Since the only terms that are acceptable to you as base terms (not requiring definition) are intrinsically materialist, any expression like 'free will' always appears to need defining, and defining, and defining, until it has morphed into a subtly different concept that fits with your world view.
Think again of the guy defining 'fire' as the rapid release of an object's spirit. It may have seemed like a good definition, but what good was it?
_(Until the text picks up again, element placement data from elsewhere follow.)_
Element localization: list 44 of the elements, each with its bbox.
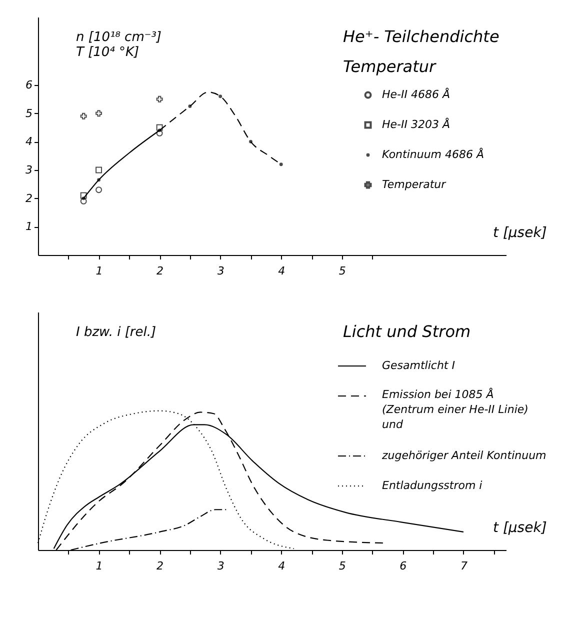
legend-label: Temperatur [382, 178, 448, 191]
x-tick-label: 1 [96, 560, 103, 572]
point [96, 186, 102, 194]
point [80, 192, 87, 199]
x-axis-title: t [μsek] [493, 520, 547, 536]
legend-label: Emission bei 1085 Å (Zentrum einer He-II Linie) und [382, 387, 528, 431]
point [96, 166, 102, 174]
chart-title: Licht und Strom [343, 322, 471, 341]
legend-label: He-II 4686 Å [382, 87, 450, 101]
x-tick-label: 6 [400, 560, 407, 572]
x-tick-label: 2 [156, 264, 164, 278]
x-tick-label: 4 [278, 560, 286, 572]
legend-label: Entladungsstrom i [382, 479, 482, 492]
x-tick-label: 2 [156, 560, 164, 572]
point [156, 96, 163, 102]
legend-label: He-II 3203 Å [382, 117, 450, 131]
y-tick-label: 6 [26, 78, 32, 92]
point [279, 162, 283, 166]
point [156, 124, 163, 131]
point [80, 198, 87, 204]
x-tick-label: 1 [96, 264, 103, 278]
legend-label: Kontinuum 4686 Å [382, 147, 484, 161]
x-tick-label: 3 [217, 264, 224, 278]
legend-label: zugehöriger Anteil Kontinuum [381, 449, 546, 462]
text: Temperatur [343, 57, 438, 76]
x-tick-label: 5 [338, 264, 346, 278]
point [96, 110, 102, 117]
x-tick-label: 4 [278, 264, 286, 278]
y-tick-label: 4 [26, 135, 32, 148]
y-tick-label: 3 [26, 164, 32, 176]
legend-label: Gesamtlicht I [382, 359, 455, 372]
x-axis-title: t [μsek] [493, 225, 547, 241]
point [80, 112, 87, 120]
text: He⁺- Teilchendichte [343, 27, 500, 46]
y-tick-label: 1 [26, 220, 32, 234]
point [218, 94, 222, 98]
x-tick-label: 3 [217, 560, 224, 572]
x-tick-label: 7 [460, 560, 468, 572]
y-axis-title: n [10¹⁸ cm⁻³] T [10⁴ °K] [76, 30, 162, 60]
y-tick-label: 2 [26, 192, 32, 205]
y-tick-label: 5 [26, 106, 32, 120]
point [156, 130, 163, 136]
y-axis-title: I bzw. i [rel.] [76, 325, 156, 340]
x-tick-label: 5 [338, 560, 346, 572]
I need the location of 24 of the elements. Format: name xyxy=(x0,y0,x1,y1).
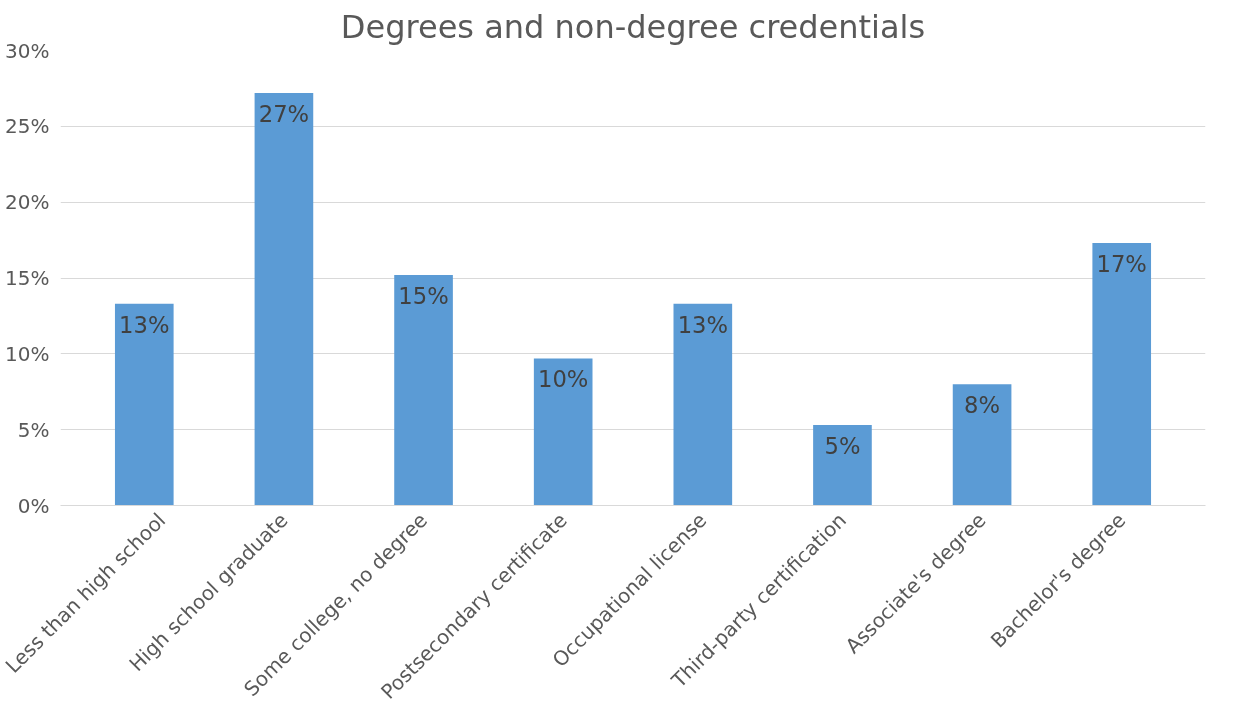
chart-title: Degrees and non-degree credentials xyxy=(340,7,926,46)
bar xyxy=(673,303,733,506)
y-tick-label: 15% xyxy=(5,266,50,290)
data-label: 8% xyxy=(964,392,1001,419)
bar xyxy=(394,274,453,506)
y-tick-label: 5% xyxy=(17,417,50,442)
data-label: 5% xyxy=(824,433,861,460)
y-tick-label: 25% xyxy=(5,114,50,139)
data-label: 17% xyxy=(1096,251,1147,278)
bar xyxy=(952,384,1012,506)
y-tick-label: 0% xyxy=(17,493,50,518)
bar xyxy=(114,303,174,506)
bar xyxy=(533,358,593,506)
data-label: 10% xyxy=(538,366,589,393)
bar xyxy=(254,92,314,506)
y-tick-label: 20% xyxy=(5,190,50,215)
data-label: 15% xyxy=(398,282,449,309)
bar xyxy=(1092,243,1152,506)
data-label: 27% xyxy=(258,100,310,127)
data-label: 13% xyxy=(677,311,728,338)
bar xyxy=(813,425,872,506)
data-label: 13% xyxy=(119,311,170,338)
y-tick-label: 30% xyxy=(5,38,50,63)
y-tick-label: 10% xyxy=(5,341,50,366)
My aim is not to suppress the disagreement, but to try to prevent it being buried in disagreement about definitions. The question should be whether type A free will (i.e. the thing 99% of people mean by the term) is:
a) An illusion.
b) A reality.
c) Something else.
Instead, we get diverted into the question of its definition! If you really want a definition of Type A free will, it must conform with the 99%, whereas your Type M free will can obviously conform with your ideas! It is clumsy, but it might work. Your disagreement with Ian, is not really about definitions, it is about the nature of reality.